301 madencinin hayatını kaybettiği Soma faciasına ilişkin davada, aralarında denetimle sorumlu kamu görevlilerinin de bulunduğu 28 sanıktan 10'u beraat etti. 18 sanığa ise 5 ila 6 ay arasında değişen hapis cezaları verildi. Aileler ve avukatlar, asıl sorumluların yargılanmadığını belirterek karara tepki gösterdiler. Avukat Murat Kemal Gündüz, kararı istinaf edeceklerini, bütün hukuksal yolları deneyeceklerini açıkladı.

"ON İKİ YILLIK ZAMAN AŞIM SÜRESİ DOLMAK ÜZERE"

Kararın ardından avukatlar ve aileler açıklama yaptı. Avukat Murat Kemal Gündüz, taleplerinin sanıkların "taksirle birden fazla insanın ölümüne ve yaralanmasına sebep olma" suçundan Ağır Ceza Mahkemesi'nde yargılanması olduğunu belirterek, mahkemenin görevsizlik taleplerini sürekli ertelediğini ifade etti. Gündüz, "Yargı resmen 'ne şiş yansın ne kebap' dedi. Sivil sanıkları da kurtardı, kamusal sanıkları da kurtardı. Bu karar hiçbir şekilde adalet sağlamayan bir karardır. Adalet sağlanamadı. 2026'nın 13 Mayıs'ında on iki yıllık zaman aşımı süresi dolmak üzere. Buradan verilecek kararı istinaf edeceğiz. Biz elimizden geleni yapacağız. Bütün hukuksal yolları deneyeceğiz.

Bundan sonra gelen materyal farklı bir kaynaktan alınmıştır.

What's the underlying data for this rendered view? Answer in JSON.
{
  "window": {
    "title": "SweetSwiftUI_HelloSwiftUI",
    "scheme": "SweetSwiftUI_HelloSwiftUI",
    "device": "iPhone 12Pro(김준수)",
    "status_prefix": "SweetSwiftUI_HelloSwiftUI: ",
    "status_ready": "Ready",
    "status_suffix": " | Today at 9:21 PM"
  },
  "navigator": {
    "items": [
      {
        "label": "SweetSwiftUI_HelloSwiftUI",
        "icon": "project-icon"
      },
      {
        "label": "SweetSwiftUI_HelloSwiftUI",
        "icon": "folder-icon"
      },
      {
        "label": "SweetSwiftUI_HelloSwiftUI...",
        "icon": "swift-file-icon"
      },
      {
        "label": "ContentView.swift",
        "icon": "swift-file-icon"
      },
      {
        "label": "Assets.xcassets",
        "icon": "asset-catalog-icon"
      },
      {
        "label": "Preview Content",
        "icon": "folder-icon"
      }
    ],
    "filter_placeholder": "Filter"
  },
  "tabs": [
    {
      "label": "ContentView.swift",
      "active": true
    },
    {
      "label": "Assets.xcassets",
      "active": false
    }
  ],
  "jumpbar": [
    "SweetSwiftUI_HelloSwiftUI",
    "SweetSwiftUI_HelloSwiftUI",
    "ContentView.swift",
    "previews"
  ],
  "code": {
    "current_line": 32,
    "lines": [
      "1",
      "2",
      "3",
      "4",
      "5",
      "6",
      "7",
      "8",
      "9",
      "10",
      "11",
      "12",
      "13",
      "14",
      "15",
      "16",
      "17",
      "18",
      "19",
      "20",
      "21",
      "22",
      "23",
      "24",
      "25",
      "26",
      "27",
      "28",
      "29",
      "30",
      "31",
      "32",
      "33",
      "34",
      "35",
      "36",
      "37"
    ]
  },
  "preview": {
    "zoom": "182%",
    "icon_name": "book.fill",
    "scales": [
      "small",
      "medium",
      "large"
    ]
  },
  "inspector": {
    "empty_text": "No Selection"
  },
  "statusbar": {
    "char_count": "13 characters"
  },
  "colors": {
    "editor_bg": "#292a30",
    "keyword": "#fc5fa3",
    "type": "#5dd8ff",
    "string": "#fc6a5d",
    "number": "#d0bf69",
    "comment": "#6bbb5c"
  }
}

Bunun peşini bırakmayacağız" ifadesini kullandı.

"BAKANLAR VE TEKME ARAN BÜROKRATLAR YARGILANMALIYDI"

Bağımsız Maden İş Sendikası'nın avukatı Mürsel Ünder, "Aslında dönemin başbakanı, dönemin enerji bakanı, dönemin çalışma bakanı ve madenciye tekme atan bürokratları da dahil olmak üzere birçok siyasetçi ve bürokratın yargılanması gereken dosyadayız. Bizim cezasızlık zırhı dediğimiz şeyin içerisinde bugün patronlara kol kanat germiş olan bakanlık yetkililerinin ve müfettiş elinin dokunulmazlık zırhından yararlanmış olduğunu görüyoruz. 28 sanıktan bugün bir kişi bile mahkeme huzurunda yoktu. Denetim yapması gereken kamu görevlilerine verilen ceza toplamda beş ay. Bu işin peşini bırakmayacağız" diye konuştu.

"BAKANLARA 'SİZİN ARKANIZDA BİZ VARIZ' DENİLİYOR"

CHP Manisa Milletvekili Ahmet Vehbi Bakırlıoğlu, "Bilirkişi raporlarında Çalışma Bakanlığı, Enerji Bakanlığı ve TKİ'nin asli kusurlu olduğu belirtilmişti. Burada söylenmek istenen şey çok açık ve net: 'Siz görevinizi yerine getirmeseniz bile, denetlemeye gittiğiniz madende, madenin içine inmeseniz bile ve bundan dolayı 301 insan hayatını kaybetmiş olsa bile size kimse dokunamaz. Sizin arkanızda biz varız.' Şimdi burada çok ciddi bir cezasızlık söz konusu. 301 madencinin katledildiği Soma davasından suçlular, katiller, sorumluluk sahibi olanlar hak ettikleri cezaları almış olsalardı, Amasra'da 44 madencinin hayatına son veren o kaza olmayacaktı, İliç'teki maden faciası meydana gelmeyecekti. İnanın bir milletvekili olarak utanç duyuyorum. İçeride bir tiyatro oynandı" ifadesini kullandı.

"ADALET ENKAZIN ALTINDA KALDI"

Maden şehidi Uğur Çolak'ın annesi Gülsüm Çolak, 11 yıldır yaşadıkları acının tarif edilemez olduğunu belirterek, kamu görevlilerinin zamanında yargılanmamasına tepki gösterdi. Çolak, "Hukuksuzluk yerle bir olmuş, adalet kendine ağlasın" ifadesini kullandı.

Erdoğan Köse'nin eşi Gülfidan Köse de 11 yıldır adalet mücadelesi verdiklerini ancak Akhisar ve Soma'daki süreçlerde istedikleri adaleti bulamadıklarını ifade etti. Eşinin değerinin 5-6 ay gibi cezalarla ölçülemeyeceğini belirten Köse, siyasi güçlerin yargıyı yönettiğini ve adaletin vicdanla değil emirle tesis edildiğini düşündüğünü dile getirdi. "Yazıklar olsun" diyerek tepkisini dile getiren Köse, adalet arayışlarının sonuna kadar süreceğini vurguladı.